La folla era indietreggiata e si era allargata, mormorando di disappunto; qualcuno si era messo a sedere, qualcun altro si era andato a chiudere in camera.
“Almeno serviteci la colazione!”
Esclamò un altro.
“Oh Madonna, che paura – pensò Otello guardandosi le nocche arrossate – spero di non avergli fatto troppo male.”
Passarono alcuni minuti di assoluto silenzio rotti solo da qualche lamento dell’ingegnere, che, con un panno pieno di cubetti di ghiaccio sul viso, accasciato sopra una poltrona a gambe stese e larghe, si stava riprendendo.
Otello continuava ad avere male alla mano.
“Meno male che è bastato un cazzotto solo – pensò – e che non è tanto grosso.”
Di colpo gli venne in mente l’operaio dai grossi baffi e pensò alla sua lunga assenza durante quella brutta notte. “Ma no, non avrebbe senso – si disse- neanche la conosceva Comunque lo farò presente al magistrato.”
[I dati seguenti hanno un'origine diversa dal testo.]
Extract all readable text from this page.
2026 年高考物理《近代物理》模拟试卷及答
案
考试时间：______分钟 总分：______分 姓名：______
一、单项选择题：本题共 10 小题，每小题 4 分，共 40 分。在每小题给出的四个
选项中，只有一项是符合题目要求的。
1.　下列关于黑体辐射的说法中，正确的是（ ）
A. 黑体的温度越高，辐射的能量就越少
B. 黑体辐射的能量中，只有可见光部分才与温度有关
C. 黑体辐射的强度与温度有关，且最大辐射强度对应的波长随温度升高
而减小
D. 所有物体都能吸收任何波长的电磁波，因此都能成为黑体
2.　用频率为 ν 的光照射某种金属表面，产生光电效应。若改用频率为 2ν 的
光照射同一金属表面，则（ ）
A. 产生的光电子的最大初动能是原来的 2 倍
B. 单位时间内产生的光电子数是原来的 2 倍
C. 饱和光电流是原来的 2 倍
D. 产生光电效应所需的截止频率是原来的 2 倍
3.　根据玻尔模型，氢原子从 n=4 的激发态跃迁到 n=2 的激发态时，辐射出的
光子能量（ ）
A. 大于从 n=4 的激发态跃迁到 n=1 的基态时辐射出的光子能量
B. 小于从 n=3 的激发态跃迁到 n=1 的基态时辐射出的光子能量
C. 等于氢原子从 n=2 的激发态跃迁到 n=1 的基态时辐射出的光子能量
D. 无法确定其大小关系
Ci furono altri lunghi, interminabili e tesi minuti, poi si senti la sirena della polizia.
La macchina frenò brusca nel piazzale della pensione schizzando lontano acqua sporca e fango.
Dopo pochi attimi arrivò anche un cellulare della polizia. Dai due automezzi scesero cinque poliziotti in divisa e uno in borghese.
Entrarono con fare deciso.
“Buongiorno – disse l’uomo in borghese – sono il commissario Lattanzi.”
Otello gli andò incontro presentandosi e in breve gli fece il quadro della situazione.
Il commissario sembrava un uomo molto capace e pratico. Doveva aver passato la cinquantina, ma il suo fisico era ancora asciutto e atletico, era alto e quasi rasato a zero.
Gli occhi azzurri penetravano fissi e attenti dentro quelli, un po’ timorosi, di Otello.
Alla fine il superiore si congratulò con il giovane collega.
“Bravo ragazzo, mi sembra che tu abbia fatto un buon lavoro. Lo farò presente ai tuoi superiori. Speriamo che il nostro amico ingegnere non voglia piantar grane per quella sberla, perché potresti avere delle noie. Comunque sia, cercherò di lavorarmelo io. Mi dispiace per la tua licenza – disse, infine, dandogli una pacca sulla spalla – ma oggi avrò bisogno ancora del tuo aiuto per verificare le testimonianze. E ora via, al lavoro. Portaci a vedere quella povera ragazza.”
Il commissario accese una sigaretta e seguì Otello assieme a due dei suoi uomini, gli altri rimasero sotto con gli ospiti involontari della pensione.